Description Number of nodes Processor Cores/node Mem/node (GiB) Mem/core /tmp size (TB) GPUs/node
Standard compute 360 AMD Zen3 128 512 4 0.75 none
Large memory 6 AMD Zen3 128 2048 16 6 none
H100 8 Intel SapphireRapids 96 512 5.3 12 4 x H100 (80 GB)
A100 20 AMD Zen3 128 512 4 0.75 4 x A100

The standard compute, large memory, and A100 nodes have dual AMD EPYC 7763 Zen3 processers, with 64 cores per CPU and a base speed of 2.45 GHz (3.5 GHz turbo speed).

The H100 nodes have dual Intel Xeon Platinum 8468 SapphireRapids processors, with 48 cores per CPU and a base speed of 2.1 GHz (turbo speed of 3/8 GHz).

Each NVIDIA A100 Tensor Core GPU has 40 GiB of GPU RAM (using the Ampere architecture supporting CUDA compute capability 8.0). These are SXM models of the GPUs which support NVLink. As indicated by the name, each fractional a100_1g.5gb multi-instance GPU has 5 GiB of GPU RAM; the CUDA compute capability of 8.0 is not changed.

Each NVIDIA H100 Tensor Core GPUs has 80 GiB of GPU RAM (using the Ampere architecture supporting CUDA compute capability 9.0) These are SXM models which support NVLink.
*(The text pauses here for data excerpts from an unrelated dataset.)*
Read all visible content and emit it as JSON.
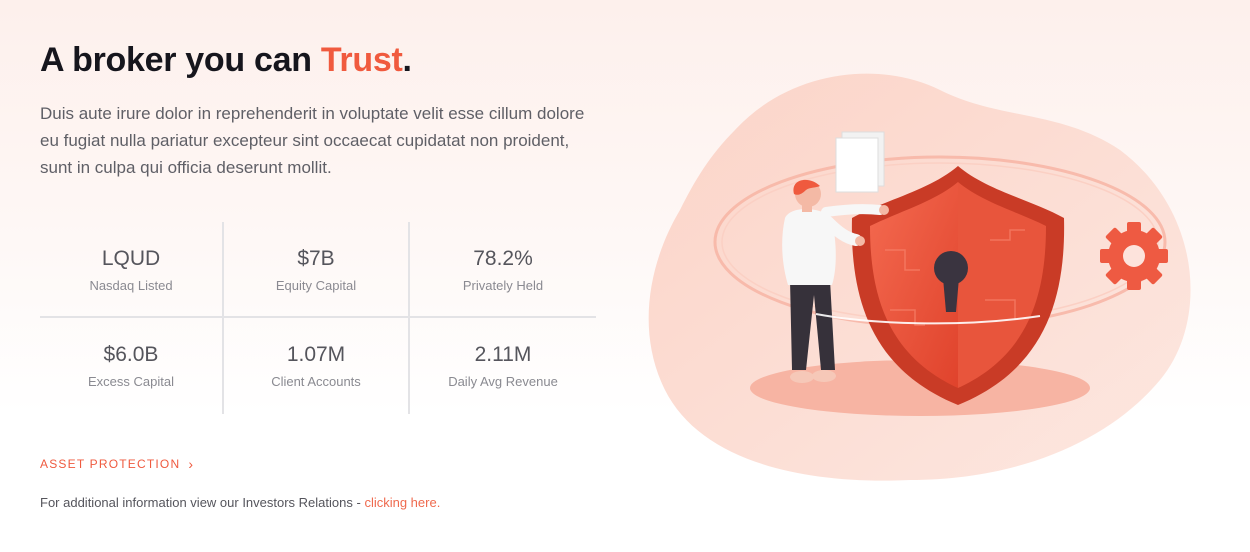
{
  "headline": {
    "prefix": "A broker you can ",
    "accent": "Trust",
    "suffix": "."
  },
  "intro": "Duis aute irure dolor in reprehenderit in voluptate velit esse cillum dolore eu fugiat nulla pariatur excepteur sint occaecat cupidatat non proident, sunt in culpa qui officia deserunt mollit.",
  "stats": [
    {
      "value": "LQUD",
      "label": "Nasdaq Listed"
    },
    {
      "value": "$7B",
      "label": "Equity Capital"
    },
    {
      "value": "78.2%",
      "label": "Privately Held"
    },
    {
      "value": "$6.0B",
      "label": "Excess Capital"
    },
    {
      "value": "1.07M",
      "label": "Client Accounts"
    },
    {
      "value": "2.11M",
      "label": "Daily Avg Revenue"
    }
  ],
  "asset_link": {
    "label": "ASSET PROTECTION",
    "icon": "chevron-right-icon"
  },
  "footer": {
    "text": "For additional information view our Investors Relations - ",
    "link": "clicking here."
  },
  "colors": {
    "accent": "#f05a3e",
    "text": "#16161d",
    "muted": "#5f5f66"
  }
}
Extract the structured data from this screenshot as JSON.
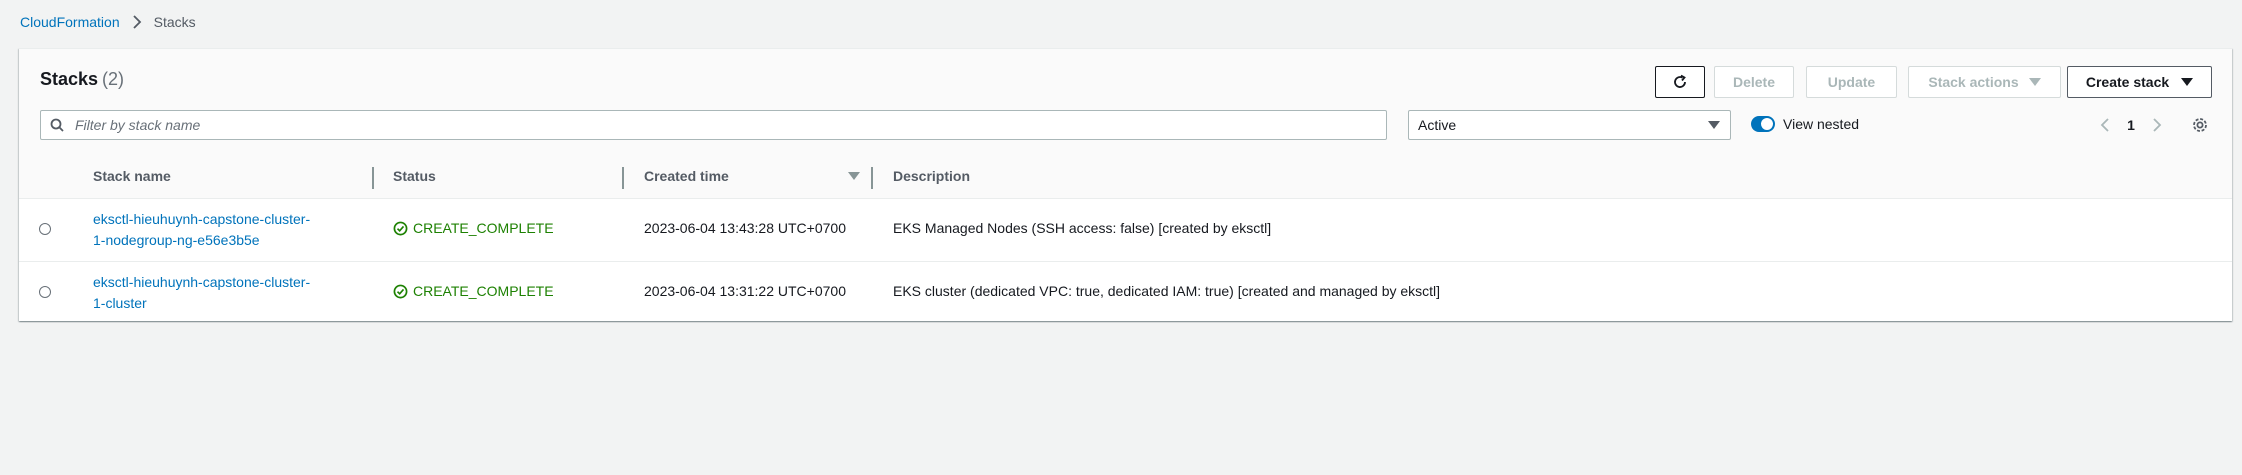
{
  "breadcrumb": {
    "root": "CloudFormation",
    "current": "Stacks"
  },
  "panel": {
    "title": "Stacks",
    "count": "(2)",
    "buttons": {
      "delete": "Delete",
      "update": "Update",
      "stack_actions": "Stack actions",
      "create_stack": "Create stack"
    },
    "search": {
      "placeholder": "Filter by stack name",
      "value": ""
    },
    "filter_select": {
      "selected": "Active"
    },
    "view_nested": {
      "label": "View nested",
      "checked": true
    },
    "pagination": {
      "current_page": "1"
    }
  },
  "table": {
    "columns": [
      "Stack name",
      "Status",
      "Created time",
      "Description"
    ],
    "sort_column": "Created time",
    "sort_direction": "descending",
    "rows": [
      {
        "name_line1": "eksctl-hieuhuynh-capstone-cluster-",
        "name_line2": "1-nodegroup-ng-e56e3b5e",
        "status": "CREATE_COMPLETE",
        "created": "2023-06-04 13:43:28 UTC+0700",
        "description": "EKS Managed Nodes (SSH access: false) [created by eksctl]"
      },
      {
        "name_line1": "eksctl-hieuhuynh-capstone-cluster-",
        "name_line2": "1-cluster",
        "status": "CREATE_COMPLETE",
        "created": "2023-06-04 13:31:22 UTC+0700",
        "description": "EKS cluster (dedicated VPC: true, dedicated IAM: true) [created and managed by eksctl]"
      }
    ]
  },
  "colors": {
    "link": "#0073bb",
    "success": "#1d8102",
    "toggle_on": "#0073bb",
    "page_bg": "#f2f3f3"
  },
  "icons": [
    "chevron-right-icon",
    "refresh-icon",
    "caret-down-icon",
    "search-icon",
    "chevron-left-icon",
    "gear-icon",
    "check-circle-icon"
  ]
}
The compute and large memory nodes have HDR100 interconnects. The GPU nodes have HDR interconnects.

Zaratan Partitions

Partition name Maximum Walltime Notes
standard 7 days All jobs w/out special requirements
debug 15 min Short test/debug jobs
bigmem 7 days Jobs needing large amounts of memory
gpu 7 days Jobs needing GPUs
scavenger 14 days Free, but low priority and preemptible

Zaratan Features/Constraints

The following features or constraints are defined on the Zaratan cluster and can be requested with the sbatch --constrain flag:

FeatureDescription
amdNode has AMD based CPUs
beeond Node supports BeeOND
epyc_7702 Node has AMD EPYC 7702 CPUs
epyc_7763 Node has AMD EPYC 7763 CPUs
epyc_9124 Node has AMD EPYC 9124 CPUs
ib Node supports Infiniband
intel Node has Intel based CPUs
noib Node does not have Infiniband
nvme Node has NVMe disks
rhel8 Node is running Red Hat Enterprise Linux version 8
xeon_6248 Node has Intel Xeon 6248 CPUs
xeon_8468 Node has Intel Xeon 8468 CPUs
xeon_8592 Node has Intel Xeon 8592 CPUs

Zaratan GRESes

GRES Description Number in cluster Hourly SU cost Cuda Compute Capability
gpu:h100 NVIDIA Hopper H100 GPU (80GB) 32 144 SU/hr 9.0
gpu:a100 NVIDIA Ampere A100 GPU (40GB) 76 48 SU/hr 8.0
gpu:a100_1g.5gb Fractional (1/7) A100 GPU (5GB) 28† 7 SU/hr 8.0

Note:: The number of physical A100 GPUs that are split into smaller virtual GPUs, and potentially the sizes of these smaller virtual GPUs, is subject to fluctation without advanced notice as we gauge how to best distribute the resources to meet user demand (and as the demand changes). The numbers listed are accurate as of the time this was written, and since there are currently 80 physical A100 GPUs on Zaratan, the total of the number of a100 GPUs plus 1/7 of the number a100_1g.5gb virtual GPUs will equal 80.